Category: Cellular Technologies
Introduction: The role of niche configuration of embryonic stem cells (ESCs) in heterocellular culture with stromal cells on neural differentiation efficiency is unknown. We develop a heterocellular culture system containing ESC colonies of defined size microprinted on stromal cells. The resulting niche resembles embryonic development in terms of direct intercellular interactions and generates neural cells from ESCs. Using a comprehensive temporal gene and protein expression profiling approach, we show that size of ESC colonies disproportionately enhances neural cell differentiation efficiency.

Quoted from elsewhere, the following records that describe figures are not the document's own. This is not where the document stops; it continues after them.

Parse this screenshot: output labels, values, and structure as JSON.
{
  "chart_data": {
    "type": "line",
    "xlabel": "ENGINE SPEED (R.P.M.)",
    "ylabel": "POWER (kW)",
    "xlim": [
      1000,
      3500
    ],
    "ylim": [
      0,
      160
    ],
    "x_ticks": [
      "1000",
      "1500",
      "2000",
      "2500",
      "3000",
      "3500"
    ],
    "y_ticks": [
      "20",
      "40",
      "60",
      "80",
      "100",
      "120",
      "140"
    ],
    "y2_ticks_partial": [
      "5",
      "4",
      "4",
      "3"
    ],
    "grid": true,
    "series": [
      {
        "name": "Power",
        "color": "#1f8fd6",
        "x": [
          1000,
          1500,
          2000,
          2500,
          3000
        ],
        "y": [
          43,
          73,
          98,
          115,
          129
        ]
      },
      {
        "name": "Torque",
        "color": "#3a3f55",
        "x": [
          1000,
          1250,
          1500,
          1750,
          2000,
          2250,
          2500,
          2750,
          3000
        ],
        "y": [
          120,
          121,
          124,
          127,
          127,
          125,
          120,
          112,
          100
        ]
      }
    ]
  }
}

Methods: Two immiscible phases of culture media were formed by dissolving polyethylene glycol (PEG) and dextran (DEX) at concentrations of 5.0% (w/v) and 6.4% (w/v), respectively. A robotic liquid handler was used to print 50 nl aqueous DEX phase drops containing mouse embryonic stem cells (mESCs) onto a mitotically-inactive layer of PA6 stromal cells immersed in the aqueous PEG phase. mESCs adhered to the stromal layer and grew to form isolated colonies. Effect of mESCs colony size on neural differentiation was investigated using a comprehensive temporal analysis of gene and protein expression of differentiating mESCs for 2 weeks using q-PCR and immunostaining, respectively.

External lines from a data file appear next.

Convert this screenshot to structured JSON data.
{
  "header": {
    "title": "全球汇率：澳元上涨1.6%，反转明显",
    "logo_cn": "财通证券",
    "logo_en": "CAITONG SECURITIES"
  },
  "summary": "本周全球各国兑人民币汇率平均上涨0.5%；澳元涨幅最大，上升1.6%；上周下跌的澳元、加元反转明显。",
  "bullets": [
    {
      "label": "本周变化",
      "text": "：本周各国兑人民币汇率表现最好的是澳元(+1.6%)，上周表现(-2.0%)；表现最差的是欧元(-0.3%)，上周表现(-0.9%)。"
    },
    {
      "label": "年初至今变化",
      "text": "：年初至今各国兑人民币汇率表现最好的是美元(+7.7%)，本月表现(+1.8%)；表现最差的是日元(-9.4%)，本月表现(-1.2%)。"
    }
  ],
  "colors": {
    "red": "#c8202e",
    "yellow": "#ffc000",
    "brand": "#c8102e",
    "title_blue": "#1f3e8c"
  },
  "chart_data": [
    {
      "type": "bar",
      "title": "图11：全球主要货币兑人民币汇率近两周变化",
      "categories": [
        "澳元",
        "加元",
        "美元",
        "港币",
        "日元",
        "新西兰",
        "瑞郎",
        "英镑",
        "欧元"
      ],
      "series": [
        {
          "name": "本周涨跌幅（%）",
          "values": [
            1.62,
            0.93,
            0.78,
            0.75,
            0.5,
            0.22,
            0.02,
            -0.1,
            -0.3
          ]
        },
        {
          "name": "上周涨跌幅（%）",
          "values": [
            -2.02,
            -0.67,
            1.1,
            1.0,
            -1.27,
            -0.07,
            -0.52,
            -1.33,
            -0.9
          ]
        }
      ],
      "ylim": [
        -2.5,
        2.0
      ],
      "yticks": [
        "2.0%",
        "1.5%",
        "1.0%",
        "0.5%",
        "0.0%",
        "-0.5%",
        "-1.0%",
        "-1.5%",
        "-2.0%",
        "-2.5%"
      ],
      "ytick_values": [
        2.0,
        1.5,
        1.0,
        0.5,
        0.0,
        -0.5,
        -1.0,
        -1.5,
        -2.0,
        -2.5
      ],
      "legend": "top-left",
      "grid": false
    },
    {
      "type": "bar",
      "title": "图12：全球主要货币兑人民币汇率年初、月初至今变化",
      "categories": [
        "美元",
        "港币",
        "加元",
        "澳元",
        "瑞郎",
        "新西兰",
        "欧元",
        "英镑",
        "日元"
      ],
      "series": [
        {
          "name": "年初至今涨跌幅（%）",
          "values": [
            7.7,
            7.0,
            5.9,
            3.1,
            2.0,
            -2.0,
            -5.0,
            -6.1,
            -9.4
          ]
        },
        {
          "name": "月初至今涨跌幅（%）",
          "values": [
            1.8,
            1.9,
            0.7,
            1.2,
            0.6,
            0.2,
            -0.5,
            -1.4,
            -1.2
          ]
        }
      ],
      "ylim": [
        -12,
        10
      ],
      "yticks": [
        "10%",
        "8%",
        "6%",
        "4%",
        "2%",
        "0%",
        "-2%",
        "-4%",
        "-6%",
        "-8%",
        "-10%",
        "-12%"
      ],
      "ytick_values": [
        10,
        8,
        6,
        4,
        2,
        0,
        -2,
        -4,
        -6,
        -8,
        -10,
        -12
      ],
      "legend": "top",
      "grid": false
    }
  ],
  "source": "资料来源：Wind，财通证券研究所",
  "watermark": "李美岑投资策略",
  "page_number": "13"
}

Discussion: The high throughput non-contact microprinting approach enabled formation of nine isolated mESC colonies of similar size with a center-to-center spacing of 9 mm on stromal cells. Colonies of three different sizes were separately generated by microprinting 100, 250, and 500 mESCs in each printed DEX drop. For each colony size, a total of 360 colonies in 40 Petri dishes were simultaneously generated for subsequent gene and protein expression analyses. Expression of neural marker proteins closely agreed with the gene expression data and helped identify molecular regulators of colony size-mediated neural differentiation. For the first time, we observed a disproportionate increase in the expression of neural cell markers including Nestin, TuJ, NCAM, and TH with increase in mESC colony size, both at gene and protein levels. Therefore, unlike previous studies that attributed neural differentiation of mESCs to signaling with stromal cells, we found that increased autocrine signaling of mESCs has an additional, significant effect on neural differentiation efficiency in this niche.

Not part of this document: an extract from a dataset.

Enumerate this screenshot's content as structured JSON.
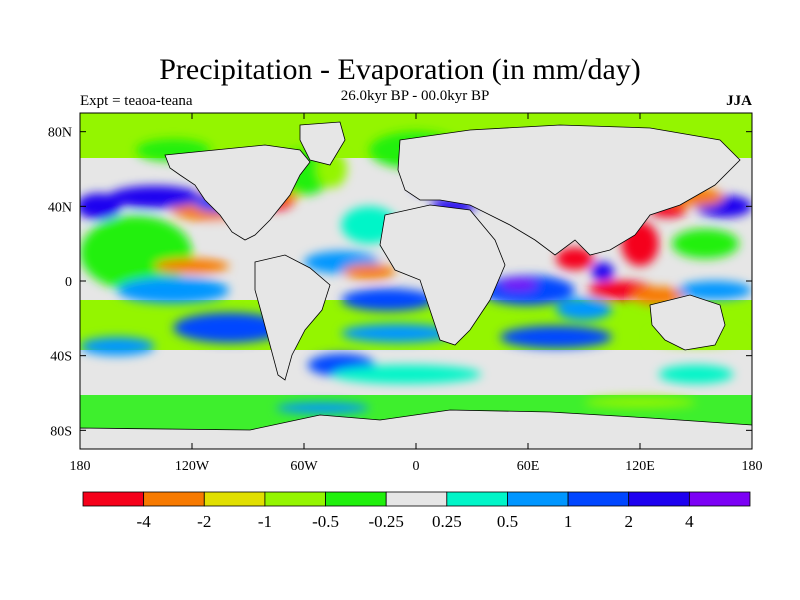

Conclusions: Our novel microprinting technology enabled high throughput formation of standalone mESC colonies on stromal cells to elucidate the effect of colony size on differentiation to specific neural lineages. Protein and gene profiling coupled with biostatistical analysis allowed us to capture evolution of neural cells in this heterocellular culture system and elucidate molecular regulation of enhanced neural differentiation due to mESC colony size.
Acknowledgements: This research is supported by National Science Foundation (1264562).
Ramila Joshi– Graduate Research Assistant, The University of Akron, Akron, OH
Graduate Research Assistant
The University of Akron
I am a fifth year Ph.D. student at The University of Akron. I joined Dr. Tavana’s lab in 2013, after completing my B.S. in Biomedical Engineering from Nepal in 2011. Since 2013, I have been working on micro-engineering the embryonic stem cells (ESCs) niche to regulate their neural differentiation. Using an innovative cell microprinting technology to robotically localize ESCs on a layer of supporting stromal cells, I develop defined stem cell niches with controlled colony sizes and interspacing. I then use molecular analysis and statistical tools to identify the niche configuration that maximizes the neural cell yield, and to mechanistically understand the neural differentiation process.